California landowners must assess whether the current level of property security is commensurate with the existing foreseeability of harm. Landowners should take into account past criminal acts and the efficacy of security measures to prevent reoccurrence. For example, a prudent landowner with regular occurrences of parking lot theft may decide to install perimeter fencing that will impede criminal conduct. While the history of post-fencing criminal acts would be relevant to the reasonableness of the designed security measure, the landowner likely has fulfilled its duty.

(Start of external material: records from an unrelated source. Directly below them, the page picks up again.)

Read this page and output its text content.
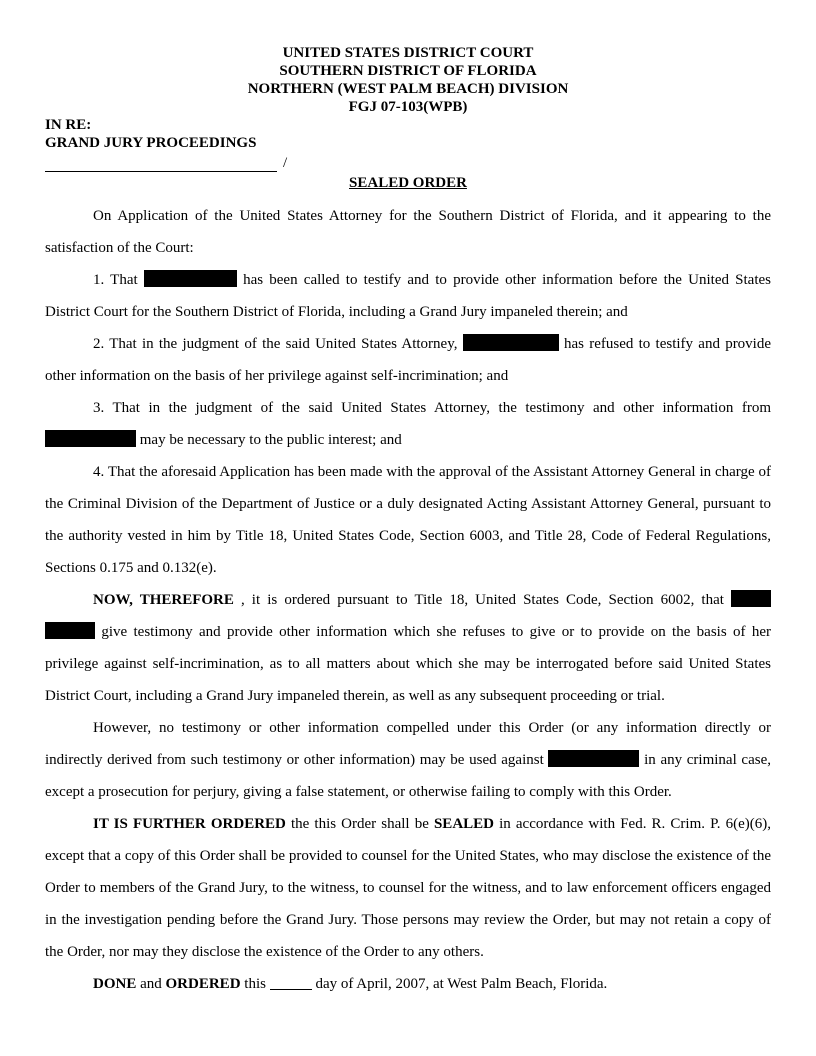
UNITED STATES DISTRICT COURT
SOUTHERN DISTRICT OF FLORIDA
NORTHERN (WEST PALM BEACH) DIVISION
FGJ 07-103(WPB)
IN RE:
GRAND JURY PROCEEDINGS
/
SEALED ORDER

On Application of the United States Attorney for the Southern District of Florida, and it appearing to the satisfaction of the Court:

1. That	has been called to testify and to provide other information before the United States District Court for the Southern District of Florida, including a Grand Jury impaneled therein; and

2. That in the judgment of the said United States Attorney,	has refused to testify and provide other information on the basis of her privilege against self-incrimination; and

3. That in the judgment of the said United States Attorney, the testimony and other information from  may be necessary to the public interest; and

4. That the aforesaid Application has been made with the approval of the Assistant Attorney General in charge of the Criminal Division of the Department of Justice or a duly designated Acting Assistant Attorney General, pursuant to the authority vested in him by Title 18, United States Code, Section 6003, and Title 28, Code of Federal Regulations, Sections 0.175 and 0.132(e).

NOW, THEREFORE , it is ordered pursuant to Title 18, United States Code, Section 6002, that   give testimony and provide other information which she refuses to give or to provide on the basis of her privilege against self-incrimination, as to all matters about which she may be interrogated before said United States District Court, including a Grand Jury impaneled therein, as well as any subsequent proceeding or trial.

However, no testimony or other information compelled under this Order (or any information directly or indirectly derived from such testimony or other information) may be used against	in any criminal case, except a prosecution for perjury, giving a false statement, or otherwise failing to comply with this Order.

IT IS FURTHER ORDERED the this Order shall be SEALED in accordance with Fed. R. Crim. P. 6(e)(6), except that a copy of this Order shall be provided to counsel for the United States, who may disclose the existence of the Order to members of the Grand Jury, to the witness, to counsel for the witness, and to law enforcement officers engaged in the investigation pending before the Grand Jury. Those persons may review the Order, but may not retain a copy of the Order, nor may they disclose the existence of the Order to any others.

DONE and ORDERED this	day of April, 2007, at West Palm Beach, Florida.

Public entity landowners are not immune from application of the Tan analysis. Although liability for the dangerous condition of public property is statutory (See California Government Code Sections 830, 835), the courts look closely at physical defects in the property and the causal connection between condition of property and injury. Zelig v. County of Los Angeles (2002) 27 Cal.4th 1112. For example, the failure to provide reasonable parking lot lighting, a security measure, foreseeably increasing the risk that members of the public will be attacked, has been recognized as a dangerous condition of public property. Peterson v. San Francisco Community College Dist. (1984) 36 Cal.3d 799. Third-party criminal conduct coupled with a physical defect of property can be evidence of an entity’s failure to respond reasonably to a known danger. Security measures designed to impede criminal acts will be judged under the Section 835 analysis, with emphasis on any alleged physical defect in the property.
Each case must be evaluated on its own facts. The first step is recognizing the potential for harm, particularly when there is a history of third-party criminal conduct on the premises. Remediation of the potential for harm through reasonable security measures substantially reduces the likelihood of personal injury liability.